2
$\begingroup$

I am currently trying to prove the following relationship $1 + r \leq \left(1 +\frac{r}{m}\right)^m\quad \text{for any }m \geq 1.$

Would you be so kind and provide some hints/solutions to the above?

  • 4
    This is simply [Bernoulli Inequality](http://en.wikipedia.org/wiki/Bernoulli's_inequality) – 2012-04-23

3 Answers 3

4

You'll probably want to assume at least $r \ge -m$, otherwise it can be false (e.g. try $m=3$ and r < -9).
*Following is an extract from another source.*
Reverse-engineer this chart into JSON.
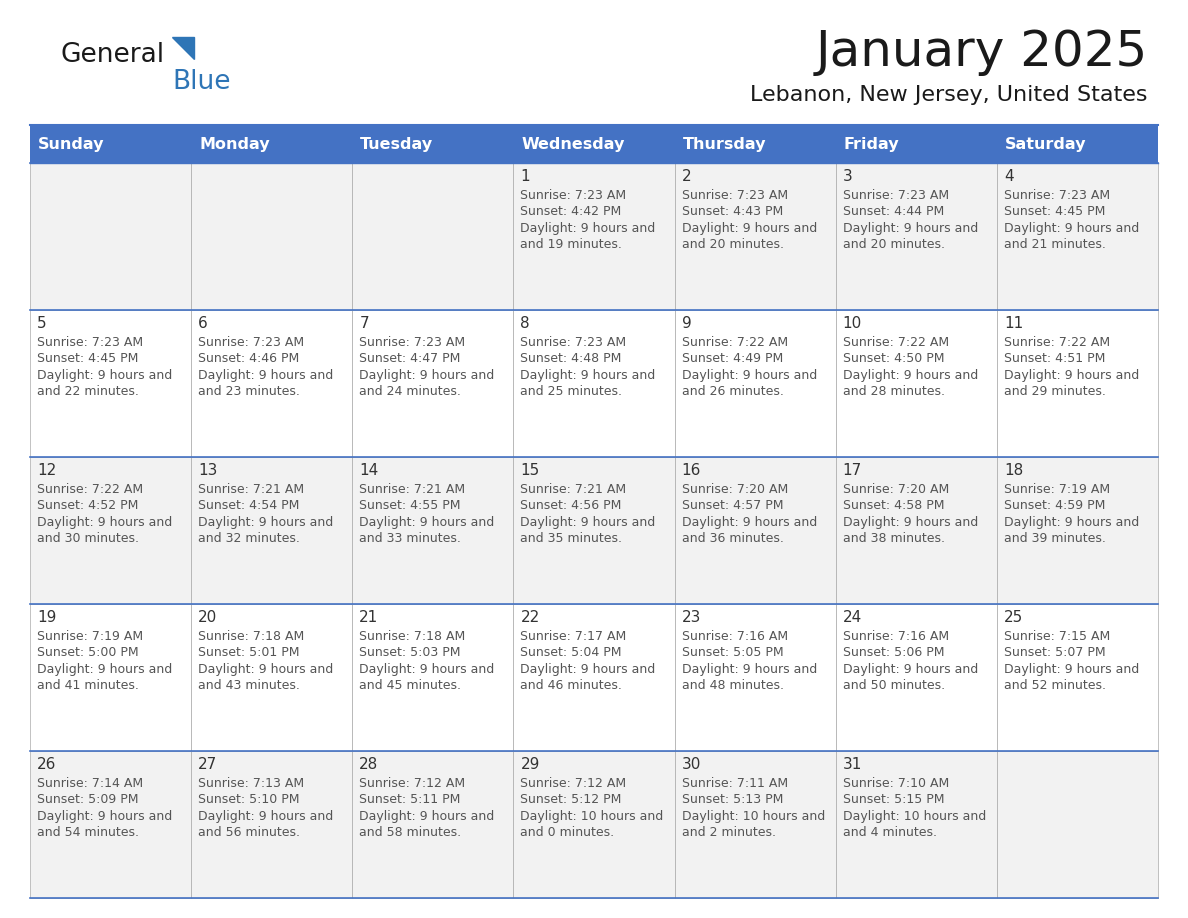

Let $f(r) = (1+r/m)^m - (1+r)$ for -m \le r < \infty. Then $f(0) = f'(0) = 0$, while $f''(r) = \frac{m-1}{m} (1+r/m)^{m-2} \ge 0$, so $f(r)$ is convex on this interval. Therefore $f(r) \ge 0$ there.

  • 0
    So it *is* the hangover! :-) – 2012-04-24
2

This is not a very nice solution, but for $m$ not an integer:

It is easy to see that $\frac{\log(1+x)}{x}$ times a constant is a decreasing function (simply because $(\log(1+x)≤ x)$ and x grows faster). Hence for $x=\frac{r}{m}$ the function $ m*\log(1+r/m) $ is increasing for increasing $m≥1$. But therefore so is the function $(1+\frac{r}{m})^m$.

0
  1. If you do not know $\left(a+b\right)^n=\sum_{i=0}^n\binom{n}{i}a^ib^{n-i}$, prove it by induction using $\binom{n}{k}=\binom{n-1}{k}+\binom{n-1}{k-1}$.

  2. Note that $\binom{m}{0}=1$, $\binom{m}{1}=m$ for every $m$, and use it to prove the inequality.